Now supposedly things are back to normal, whatever that means. It seems to mean that the poor still go on being poor and that the wealthy still get more than they deserve in light of this month’s events. It would make for a good comedy if the repercussions weren’t so serious.
Food banks, already dealing with the strain of feeding government workers, are caught up in the confusion regard-ing SNAP benefits. That’s the program that used to be called food stamps. Imagine feeding your family on $250, the assist-ance for a single mother with one child. Most of us couldn’t feed ourselves on that amount.

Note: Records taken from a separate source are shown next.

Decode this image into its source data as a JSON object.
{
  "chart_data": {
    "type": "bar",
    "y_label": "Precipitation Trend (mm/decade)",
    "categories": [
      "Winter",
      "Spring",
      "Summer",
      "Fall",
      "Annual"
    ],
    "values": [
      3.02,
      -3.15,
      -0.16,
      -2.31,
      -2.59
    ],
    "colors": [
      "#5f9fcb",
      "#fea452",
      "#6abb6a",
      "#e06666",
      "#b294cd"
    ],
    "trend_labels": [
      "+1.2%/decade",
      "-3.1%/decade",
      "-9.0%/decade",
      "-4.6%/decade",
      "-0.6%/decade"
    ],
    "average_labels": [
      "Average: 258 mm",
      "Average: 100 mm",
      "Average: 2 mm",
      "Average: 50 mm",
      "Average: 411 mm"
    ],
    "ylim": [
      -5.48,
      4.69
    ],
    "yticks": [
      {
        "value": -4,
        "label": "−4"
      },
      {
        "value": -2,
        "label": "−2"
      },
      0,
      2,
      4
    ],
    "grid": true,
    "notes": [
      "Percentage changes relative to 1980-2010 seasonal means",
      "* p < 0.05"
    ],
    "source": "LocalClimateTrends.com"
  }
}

What is the good news to the poor that Jesus preached? If we look back at Mary’s song of praise as recorded in Luke, it is to totally overthrow the social order with the rich being sent empty away. Luke’s version of the Lord’s Prayer is stark: blessed are you who are poor . . . who are hungry, for you will be filled.

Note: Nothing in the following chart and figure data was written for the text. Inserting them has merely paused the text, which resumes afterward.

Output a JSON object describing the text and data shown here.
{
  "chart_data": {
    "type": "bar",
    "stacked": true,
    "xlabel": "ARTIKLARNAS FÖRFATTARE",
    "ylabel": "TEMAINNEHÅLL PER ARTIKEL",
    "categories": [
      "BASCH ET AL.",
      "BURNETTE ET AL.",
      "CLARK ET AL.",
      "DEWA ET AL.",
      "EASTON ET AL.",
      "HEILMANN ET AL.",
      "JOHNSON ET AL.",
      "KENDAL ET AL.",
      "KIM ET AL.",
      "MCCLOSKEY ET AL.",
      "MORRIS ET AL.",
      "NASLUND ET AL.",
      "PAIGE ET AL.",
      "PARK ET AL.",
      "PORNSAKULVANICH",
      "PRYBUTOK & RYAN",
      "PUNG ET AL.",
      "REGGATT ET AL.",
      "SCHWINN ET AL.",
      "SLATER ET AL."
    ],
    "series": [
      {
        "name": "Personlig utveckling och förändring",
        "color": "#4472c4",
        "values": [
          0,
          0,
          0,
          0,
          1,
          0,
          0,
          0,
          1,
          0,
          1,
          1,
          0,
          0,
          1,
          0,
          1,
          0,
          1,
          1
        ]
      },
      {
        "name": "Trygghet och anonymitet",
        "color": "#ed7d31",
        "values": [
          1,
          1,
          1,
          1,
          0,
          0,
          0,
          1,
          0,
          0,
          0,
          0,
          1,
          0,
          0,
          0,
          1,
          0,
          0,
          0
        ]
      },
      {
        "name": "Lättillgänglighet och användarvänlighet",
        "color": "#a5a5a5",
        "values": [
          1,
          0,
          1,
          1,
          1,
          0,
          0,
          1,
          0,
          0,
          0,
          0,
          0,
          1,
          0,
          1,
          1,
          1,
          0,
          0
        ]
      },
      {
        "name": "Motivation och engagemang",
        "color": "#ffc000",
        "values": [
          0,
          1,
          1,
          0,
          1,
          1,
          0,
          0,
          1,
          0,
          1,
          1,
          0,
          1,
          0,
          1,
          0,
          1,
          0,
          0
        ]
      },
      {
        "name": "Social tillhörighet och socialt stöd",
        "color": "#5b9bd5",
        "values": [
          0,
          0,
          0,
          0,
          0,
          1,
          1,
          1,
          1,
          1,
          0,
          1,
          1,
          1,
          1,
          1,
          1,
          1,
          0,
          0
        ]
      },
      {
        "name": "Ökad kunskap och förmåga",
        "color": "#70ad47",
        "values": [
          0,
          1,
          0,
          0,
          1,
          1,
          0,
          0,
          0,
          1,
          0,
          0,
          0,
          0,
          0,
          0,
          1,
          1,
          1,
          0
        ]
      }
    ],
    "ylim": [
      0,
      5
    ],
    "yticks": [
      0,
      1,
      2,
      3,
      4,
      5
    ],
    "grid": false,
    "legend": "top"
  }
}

The fresh bread of the morning is not in some afterlife but as we say every Sunday, “Thy will be done on earth . . . .” Now that the government is back in business, as they say, we should all call our members of Congress to pass legislation that positively impacts the poor. As the wealthiest nation on earth, our goal should be to end poverty. Budgets are moral documents and should reflect our vision for a better America so all will have fresh bread.
The table before us is a symbol of living as a welcoming people. The cup you see and the dishes on which the bread is placed were crafted in Hebron, about ten miles from Bethle-hem. Through my translator, the old man who ran the pottery workshop where they were made told me to bring them back to the United States with love and to tell people here that the people of the West Bank only want to be able to live in peace without an occupying army. These dishes carry the ancient symbols of our faith – a loaf of bread and two fish.

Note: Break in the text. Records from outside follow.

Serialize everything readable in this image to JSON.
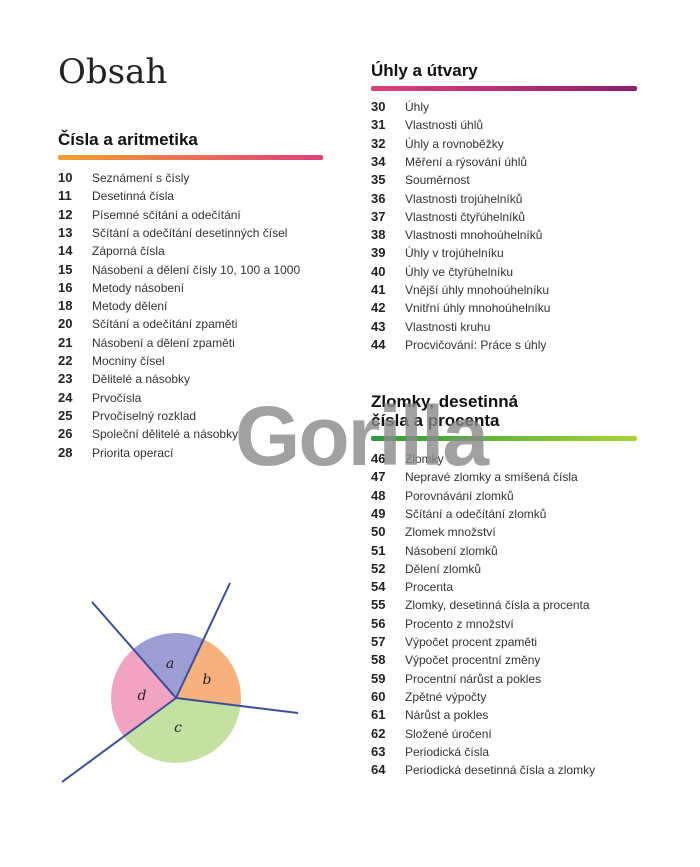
{
  "title": "Obsah",
  "watermark": "Gorilla",
  "sections": [
    {
      "heading": [
        "Čísla a aritmetika"
      ],
      "entries": [
        {
          "page": 10,
          "text": "Seznámení s čísly"
        },
        {
          "page": 11,
          "text": "Desetinná čísla"
        },
        {
          "page": 12,
          "text": "Písemné sčítání a odečítání"
        },
        {
          "page": 13,
          "text": "Sčítání a odečítání desetinných čísel"
        },
        {
          "page": 14,
          "text": "Záporná čísla"
        },
        {
          "page": 15,
          "text": "Násobení a dělení čísly 10, 100 a 1000"
        },
        {
          "page": 16,
          "text": "Metody násobení"
        },
        {
          "page": 18,
          "text": "Metody dělení"
        },
        {
          "page": 20,
          "text": "Sčítání a odečítání zpaměti"
        },
        {
          "page": 21,
          "text": "Násobení a dělení zpaměti"
        },
        {
          "page": 22,
          "text": "Mocniny čísel"
        },
        {
          "page": 23,
          "text": "Dělitelé a násobky"
        },
        {
          "page": 24,
          "text": "Prvočísla"
        },
        {
          "page": 25,
          "text": "Prvočíselný rozklad"
        },
        {
          "page": 26,
          "text": "Společní dělitelé a násobky"
        },
        {
          "page": 28,
          "text": "Priorita operací"
        }
      ]
    },
    {
      "heading": [
        "Úhly a útvary"
      ],
      "entries": [
        {
          "page": 30,
          "text": "Úhly"
        },
        {
          "page": 31,
          "text": "Vlastnosti úhlů"
        },
        {
          "page": 32,
          "text": "Úhly a rovnoběžky"
        },
        {
          "page": 34,
          "text": "Měření a rýsování úhlů"
        },
        {
          "page": 35,
          "text": "Souměrnost"
        },
        {
          "page": 36,
          "text": "Vlastnosti trojúhelníků"
        },
        {
          "page": 37,
          "text": "Vlastnosti čtyřúhelníků"
        },
        {
          "page": 38,
          "text": "Vlastnosti mnohoúhelníků"
        },
        {
          "page": 39,
          "text": "Úhly v trojúhelníku"
        },
        {
          "page": 40,
          "text": "Úhly ve čtyřúhelníku"
        },
        {
          "page": 41,
          "text": "Vnější úhly mnohoúhelníku"
        },
        {
          "page": 42,
          "text": "Vnitřní úhly mnohoúhelníku"
        },
        {
          "page": 43,
          "text": "Vlastnosti kruhu"
        },
        {
          "page": 44,
          "text": "Procvičování: Práce s úhly"
        }
      ]
    },
    {
      "heading": [
        "Zlomky, desetinná",
        "čísla a procenta"
      ],
      "entries": [
        {
          "page": 46,
          "text": "Zlomky"
        },
        {
          "page": 47,
          "text": "Nepravé zlomky a smíšená čísla"
        },
        {
          "page": 48,
          "text": "Porovnávání zlomků"
        },
        {
          "page": 49,
          "text": "Sčítání a odečítání zlomků"
        },
        {
          "page": 50,
          "text": "Zlomek množství"
        },
        {
          "page": 51,
          "text": "Násobení zlomků"
        },
        {
          "page": 52,
          "text": "Dělení zlomků"
        },
        {
          "page": 54,
          "text": "Procenta"
        },
        {
          "page": 55,
          "text": "Zlomky, desetinná čísla a procenta"
        },
        {
          "page": 56,
          "text": "Procento z množství"
        },
        {
          "page": 57,
          "text": "Výpočet procent zpaměti"
        },
        {
          "page": 58,
          "text": "Výpočet procentní změny"
        },
        {
          "page": 59,
          "text": "Procentní nárůst a pokles"
        },
        {
          "page": 60,
          "text": "Zpětné výpočty"
        },
        {
          "page": 61,
          "text": "Nárůst a pokles"
        },
        {
          "page": 62,
          "text": "Složené úročení"
        },
        {
          "page": 63,
          "text": "Periodická čísla"
        },
        {
          "page": 64,
          "text": "Periodická desetinná čísla a zlomky"
        }
      ]
    }
  ],
  "diagram": {
    "labels": [
      "a",
      "b",
      "c",
      "d"
    ]
  }
}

As we break our bread this morning, we share the same meal of our Christian brothers and sisters not just in Beit Sahour and Bethlehem but here in America. Through the breaking of this bread, we declare that we are broken and yet part of one loaf, the loaf of our faith that God calls us to feed the hungry, bind up the broken hearted, free the oppressed, and to declare that this will be the year of the Lord’s favor – the year of peace, the year of jubilee.
Let us pray: Help us, O God, to be witnesses of the One we follow and to work for the end of poverty so that all will have fresh bread in the morning. In the name of him who shares bread with us, even Christ Jesus our Lord. Amen.